That is the point. Custom bitcoin clients are NOT easy. Unless you know what you are doing you probably should NOT be making a custom bitcoin client.
As much money as MtGox has made over the last four years they could have hired someone who knew what they were doing but install hack together a client which is non compliant with the reference implementation in at least half a dozen areas (who knows how many others as the source code isn't public so we can only observe the fail from the outside). This is the same MtGox which has no development server and just makes changes to production live so they decided getting the implementation of a mission critical component which involves the transfer of money, "close enough" was an acceptable standard.
A compliant client should not:
a) violate spam rules
b) pay less than the min mandatory fee (well a business client where users expect timely payments shouldn't)

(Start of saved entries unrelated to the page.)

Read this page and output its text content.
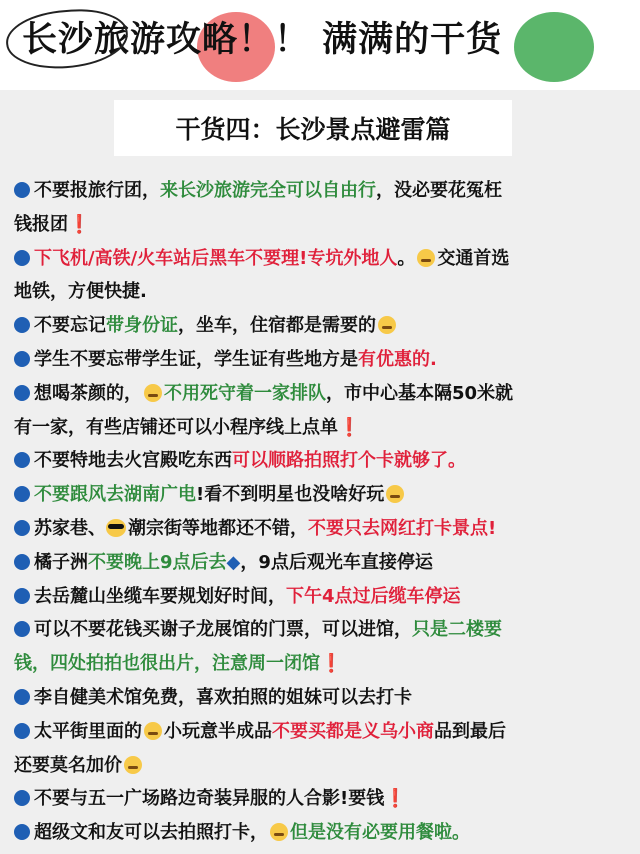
长沙旅游攻略！！ 满满的干货
干货四：长沙景点避雷篇
不要报旅行团，来长沙旅游完全可以自由行，没必要花冤枉
钱报团❗
下飞机/高铁/火车站后黑车不要理!专坑外地人。 交通首选
地铁，方便快捷.
不要忘记带身份证，坐车，住宿都是需要的
学生不要忘带学生证，学生证有些地方是有优惠的.
想喝茶颜的， 不用死守着一家排队，市中心基本隔50米就
有一家，有些店铺还可以小程序线上点单❗
不要特地去火宫殿吃东西可以顺路拍照打个卡就够了。
不要跟风去湖南广电!看不到明星也没啥好玩
苏家巷、 潮宗街等地都还不错，不要只去网红打卡景点!
橘子洲不要晚上9点后去◆，9点后观光车直接停运
去岳麓山坐缆车要规划好时间，下午4点过后缆车停运
可以不要花钱买谢子龙展馆的门票，可以进馆，只是二楼要
钱，四处拍拍也很出片，注意周一闭馆❗
李自健美术馆免费，喜欢拍照的姐妹可以去打卡
太平街里面的 小玩意半成品不要买都是义乌小商品到最后
还要莫名加价
不要与五一广场路边奇装异服的人合影!要钱❗
超级文和友可以去拍照打卡， 但是没有必要用餐啦。
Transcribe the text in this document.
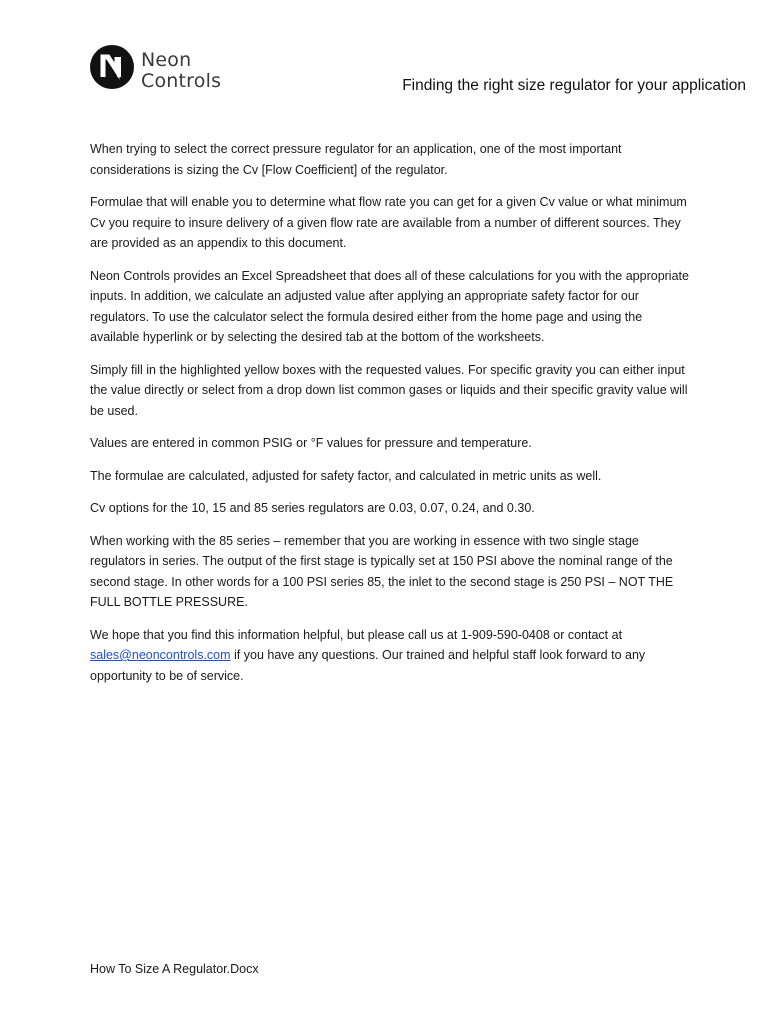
Neon
Controls	Finding the right size regulator for your application

When trying to select the correct pressure regulator for an application, one of the most important considerations is sizing the Cv [Flow Coefficient] of the regulator.

Formulae that will enable you to determine what flow rate you can get for a given Cv value or what minimum Cv you require to insure delivery of a given flow rate are available from a number of different sources. They are provided as an appendix to this document.

Neon Controls provides an Excel Spreadsheet that does all of these calculations for you with the appropriate inputs. In addition, we calculate an adjusted value after applying an appropriate safety factor for our regulators. To use the calculator select the formula desired either from the home page and using the available hyperlink or by selecting the desired tab at the bottom of the worksheets.

Simply fill in the highlighted yellow boxes with the requested values. For specific gravity you can either input the value directly or select from a drop down list common gases or liquids and their specific gravity value will be used.

Values are entered in common PSIG or °F values for pressure and temperature.

The formulae are calculated, adjusted for safety factor, and calculated in metric units as well.

Cv options for the 10, 15 and 85 series regulators are 0.03, 0.07, 0.24, and 0.30.

When working with the 85 series – remember that you are working in essence with two single stage regulators in series. The output of the first stage is typically set at 150 PSI above the nominal range of the second stage. In other words for a 100 PSI series 85, the inlet to the second stage is 250 PSI – NOT THE FULL BOTTLE PRESSURE.

We hope that you find this information helpful, but please call us at 1-909-590-0408 or contact at sales@neoncontrols.com if you have any questions. Our trained and helpful staff look forward to any opportunity to be of service.

How To Size A Regulator.Docx
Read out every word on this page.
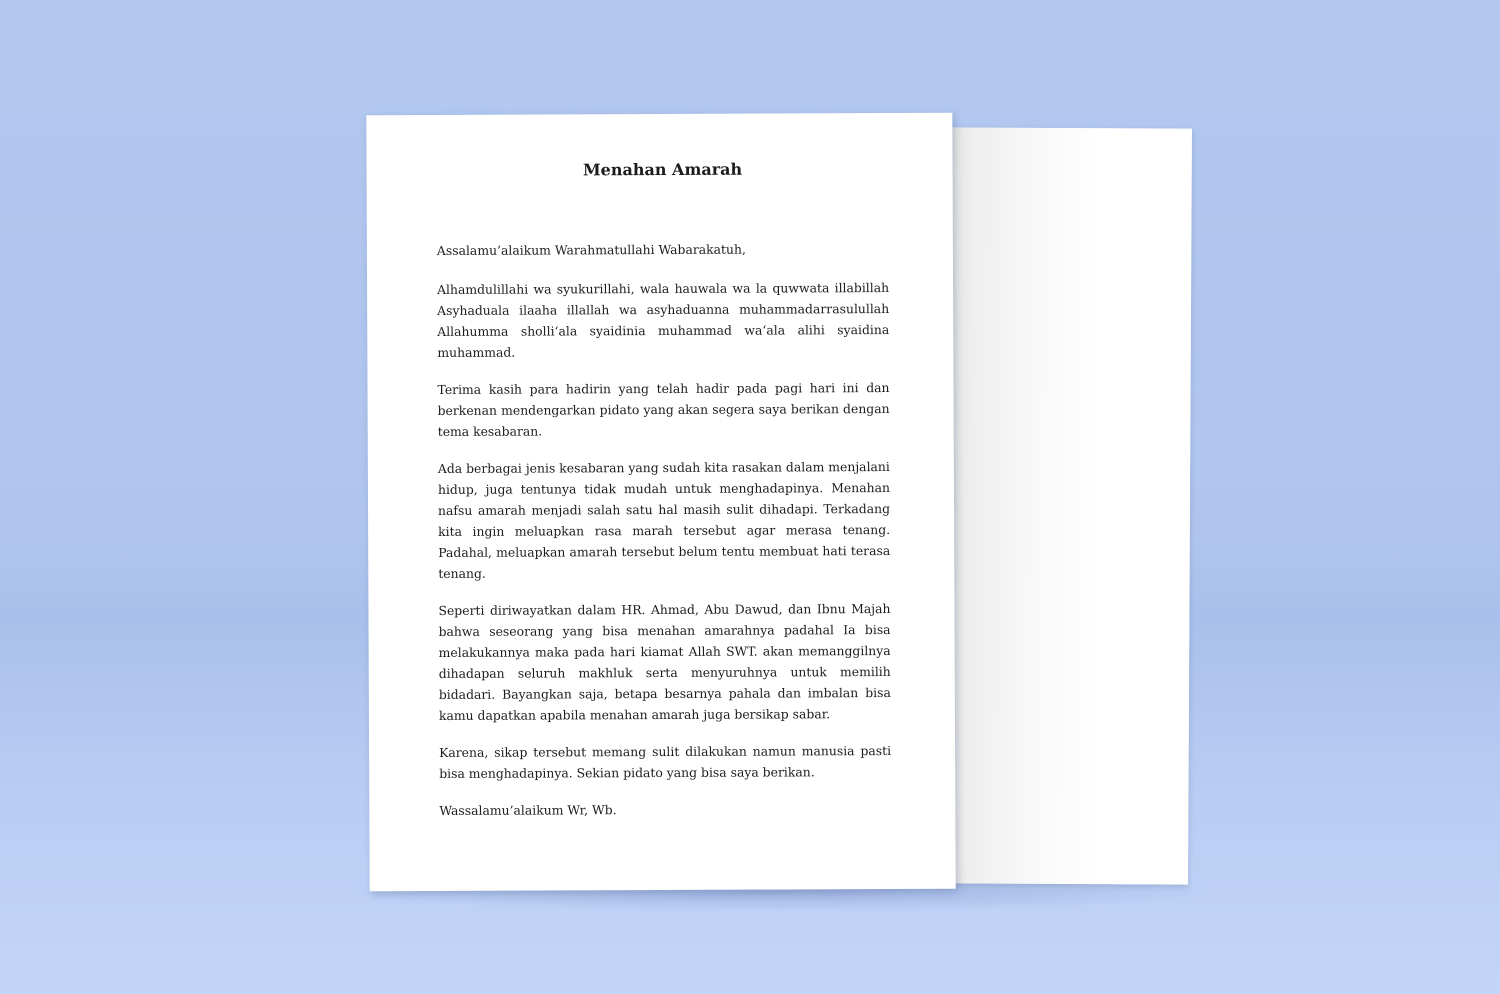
Menahan Amarah

Assalamu’alaikum Warahmatullahi Wabarakatuh,

Alhamdulillahi wa syukurillahi, wala hauwala wa la quwwata illabillah Asyhaduala ilaaha illallah wa asyhaduanna muhammadarrasulullah Allahumma sholli‘ala syaidinia muhammad wa‘ala alihi syaidina muhammad.

Terima kasih para hadirin yang telah hadir pada pagi hari ini dan berkenan mendengarkan pidato yang akan segera saya berikan dengan tema kesabaran.

Ada berbagai jenis kesabaran yang sudah kita rasakan dalam menjalani hidup, juga tentunya tidak mudah untuk menghadapinya. Menahan nafsu amarah menjadi salah satu hal masih sulit dihadapi. Terkadang kita ingin meluapkan rasa marah tersebut agar merasa tenang. Padahal, meluapkan amarah tersebut belum tentu membuat hati terasa tenang.

Seperti diriwayatkan dalam HR. Ahmad, Abu Dawud, dan Ibnu Majah bahwa seseorang yang bisa menahan amarahnya padahal Ia bisa melakukannya maka pada hari kiamat Allah SWT. akan memanggilnya dihadapan seluruh makhluk serta menyuruhnya untuk memilih bidadari. Bayangkan saja, betapa besarnya pahala dan imbalan bisa kamu dapatkan apabila menahan amarah juga bersikap sabar.

Karena, sikap tersebut memang sulit dilakukan namun manusia pasti bisa menghadapinya. Sekian pidato yang bisa saya berikan.

Wassalamu’alaikum Wr, Wb.
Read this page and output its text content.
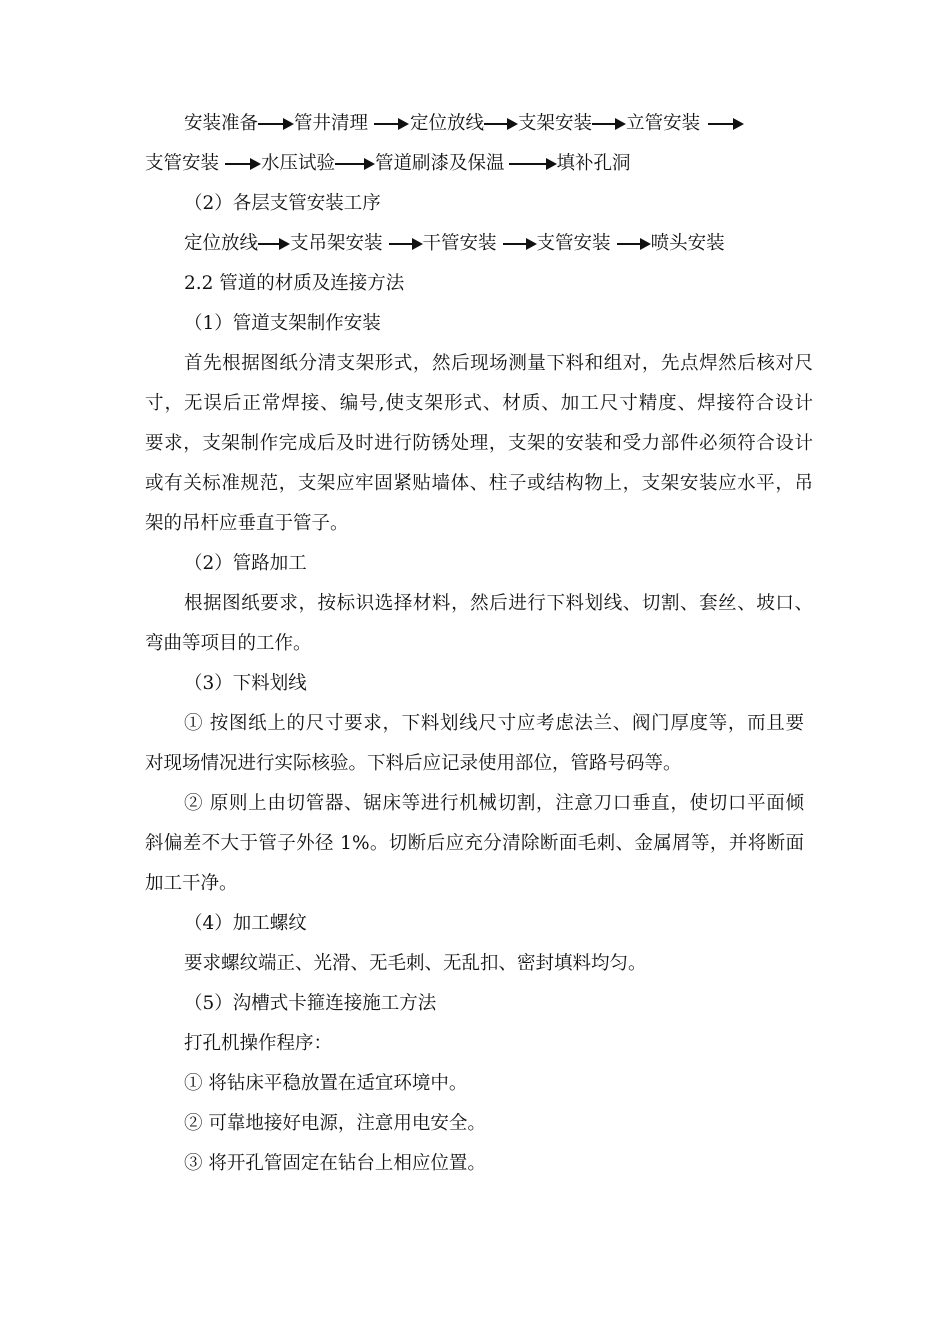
安装准备 管井清理 定位放线 支架安装 立管安装
支管安装 水压试验 管道刷漆及保温	填补孔洞
（2）各层支管安装工序
定位放线 支吊架安装 干管安装 支管安装 喷头安装
2.2 管道的材质及连接方法
（1）管道支架制作安装
首先根据图纸分清支架形式，然后现场测量下料和组对，先点焊然后核对尺
寸，无误后正常焊接、编号,使支架形式、材质、加工尺寸精度、焊接符合设计
要求，支架制作完成后及时进行防锈处理，支架的安装和受力部件必须符合设计
或有关标准规范，支架应牢固紧贴墙体、柱子或结构物上，支架安装应水平，吊
架的吊杆应垂直于管子。
（2）管路加工
根据图纸要求，按标识选择材料，然后进行下料划线、切割、套丝、坡口、
弯曲等项目的工作。
（3）下料划线
① 按图纸上的尺寸要求，下料划线尺寸应考虑法兰、阀门厚度等，而且要
对现场情况进行实际核验。下料后应记录使用部位，管路号码等。
② 原则上由切管器、锯床等进行机械切割，注意刀口垂直，使切口平面倾
斜偏差不大于管子外径 1%。切断后应充分清除断面毛刺、金属屑等，并将断面
加工干净。
（4）加工螺纹
要求螺纹端正、光滑、无毛刺、无乱扣、密封填料均匀。
（5）沟槽式卡箍连接施工方法
打孔机操作程序：
① 将钻床平稳放置在适宜环境中。
② 可靠地接好电源，注意用电安全。
③ 将开孔管固定在钻台上相应位置。
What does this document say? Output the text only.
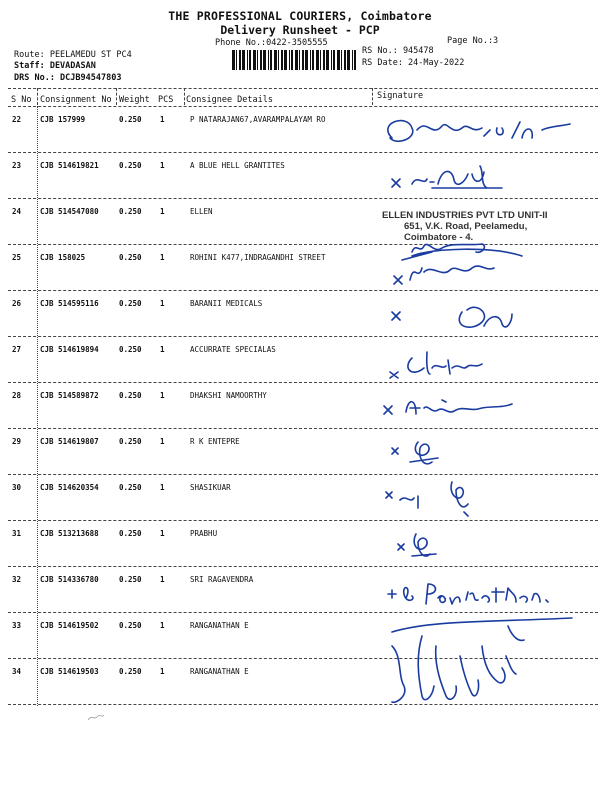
THE PROFESSIONAL COURIERS, Coimbatore
Delivery Runsheet - PCP
Phone No.:0422-3505555	Page No.:3
Route: PEELAMEDU ST PC4
Staff: DEVADASAN
DRS No.: DCJB94547803
RS No.: 945478
RS Date: 24-May-2022
S No Consignment No Weight PCS Consignee Details	Signature
22	CJB 157999	0.250 1	P NATARAJAN67,AVARAMPALAYAM RO
23	CJB 514619821	0.250 1	A BLUE HELL GRANTITES
24	CJB 514547080	0.250 1	ELLEN
25	CJB 158025	0.250 1	ROHINI K477,INDRAGANDHI STREET
26	CJB 514595116	0.250 1	BARANII MEDICALS
27	CJB 514619894	0.250 1	ACCURRATE SPECIALAS
28	CJB 514589872	0.250 1	DHAKSHI NAMOORTHY
29	CJB 514619807	0.250 1	R K ENTEPRE
30	CJB 514620354	0.250 1	SHASIKUAR
31	CJB 513213688	0.250 1	PRABHU
32	CJB 514336780	0.250 1	SRI RAGAVENDRA
33	CJB 514619502	0.250 1	RANGANATHAN E
34	CJB 514619503	0.250 1	RANGANATHAN E
ELLEN INDUSTRIES PVT LTD UNIT-II
651, V.K. Road, Peelamedu,
Coimbatore - 4.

c) send immature (less than 120 confirmations) newly generated coins
d) double spend its own "coins" (use outputs which were already spent in a prior tx)
e) use non-canonical signatures
f) rely only on tx-id as absolute proof on if a payment has been made or not
The "Gox Special" client did all of those, and who know what else. It would be like building a jet airline by copying a photo of a jet you once saw, and being surprised when someone dies because "well it looks kinda like a jet, the engines are pointing the right way, and it has some wings and stuff". Who possibly could imagine that slapping together some random parts so it looks like a jet wouldn't actually be a functional, safe jet?
Like cryptography, if you "roll your own" bitcoin node, you have to get it EXACTLY RIGHT. Not kinda right, not mostly right, not hey it does sometimes push tx the network doesn't reject but absolutely right down to every single detail. Most entities (companies and individuals) should not attempt that. They should build off existing proven clients.